Gender Eligibility: All

Minimum Age: 18 Years

Maximum Age: 100 Years

Are Healthy Volunteers Accepted: No

Investigator Details

  • Lead Sponsor
    • Universidad de Guanajuato
  • Provider of Information About this Clinical Study
    • Principal Investigator: Jose Antonio de Jesus Alvarez Canales, PhD – Universidad de Guanajuato
  • Overall Official(s)
    • Jose A Alvarez, PhD, Principal Investigator, Universidad de Guanajuato

References

Umpierrez GE, Smiley D, Jacobs S, Peng L, Temponi A, Mulligan P, Umpierrez D, Newton C, Olson D, Rizzo M. Randomized study of basal-bolus insulin therapy in the inpatient management of patients with type 2 diabetes undergoing general surgery (RABBIT 2 surgery). Diabetes Care. 2011 Feb;34(2):256-61. doi: 10.2337/dc10-1407. Epub 2011 Jan 12.

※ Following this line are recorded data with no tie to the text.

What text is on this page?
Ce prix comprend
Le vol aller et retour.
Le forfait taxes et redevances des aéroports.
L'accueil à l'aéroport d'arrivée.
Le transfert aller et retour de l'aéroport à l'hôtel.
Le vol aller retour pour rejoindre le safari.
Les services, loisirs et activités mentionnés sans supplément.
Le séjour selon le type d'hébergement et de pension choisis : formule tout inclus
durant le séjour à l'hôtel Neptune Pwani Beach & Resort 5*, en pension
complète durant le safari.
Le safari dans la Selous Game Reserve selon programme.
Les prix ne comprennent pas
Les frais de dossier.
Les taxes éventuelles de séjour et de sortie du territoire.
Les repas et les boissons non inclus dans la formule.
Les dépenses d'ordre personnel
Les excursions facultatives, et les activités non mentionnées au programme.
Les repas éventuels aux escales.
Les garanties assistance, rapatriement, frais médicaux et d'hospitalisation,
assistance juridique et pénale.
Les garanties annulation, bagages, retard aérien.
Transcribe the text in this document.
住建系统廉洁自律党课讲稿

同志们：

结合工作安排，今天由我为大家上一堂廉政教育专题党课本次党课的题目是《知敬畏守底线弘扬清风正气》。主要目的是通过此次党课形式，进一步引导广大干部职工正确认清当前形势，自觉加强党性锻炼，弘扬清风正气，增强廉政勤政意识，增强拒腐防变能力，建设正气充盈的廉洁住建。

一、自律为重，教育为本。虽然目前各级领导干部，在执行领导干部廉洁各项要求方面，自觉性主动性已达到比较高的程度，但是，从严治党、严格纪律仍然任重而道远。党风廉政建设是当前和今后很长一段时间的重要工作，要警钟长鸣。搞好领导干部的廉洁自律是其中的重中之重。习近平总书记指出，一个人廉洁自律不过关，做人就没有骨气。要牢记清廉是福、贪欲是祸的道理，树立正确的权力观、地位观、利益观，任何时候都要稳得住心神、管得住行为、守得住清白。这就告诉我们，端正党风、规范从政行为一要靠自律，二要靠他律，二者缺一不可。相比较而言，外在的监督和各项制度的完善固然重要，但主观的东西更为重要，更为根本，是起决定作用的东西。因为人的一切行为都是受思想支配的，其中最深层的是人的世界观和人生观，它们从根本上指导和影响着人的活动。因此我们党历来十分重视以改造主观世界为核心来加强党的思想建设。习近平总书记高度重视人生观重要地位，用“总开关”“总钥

Umpierrez GE, Smiley D, Hermayer K, Khan A, Olson DE, Newton C, Jacobs S, Rizzo M, Peng L, Reyes D, Pinzon I, Fereira ME, Hunt V, Gore A, Toyoshima MT, Fonseca VA. Randomized study comparing a Basal-bolus with a basal plus correction insulin regimen for the hospital management of medical and surgical patients with type 2 diabetes: basal plus trial. Diabetes Care. 2013 Aug;36(8):2169-74. doi: 10.2337/dc12-1988. Epub 2013 Feb 22.

Christensen MB, Gotfredsen A, Norgaard K. Efficacy of basal-bolus insulin regimens in the inpatient management of non-critically ill patients with type 2 diabetes: A systematic review and meta-analysis. Diabetes Metab Res Rev. 2017 Jul;33(5). doi: 10.1002/dmrr.2885. Epub 2017 Feb 23.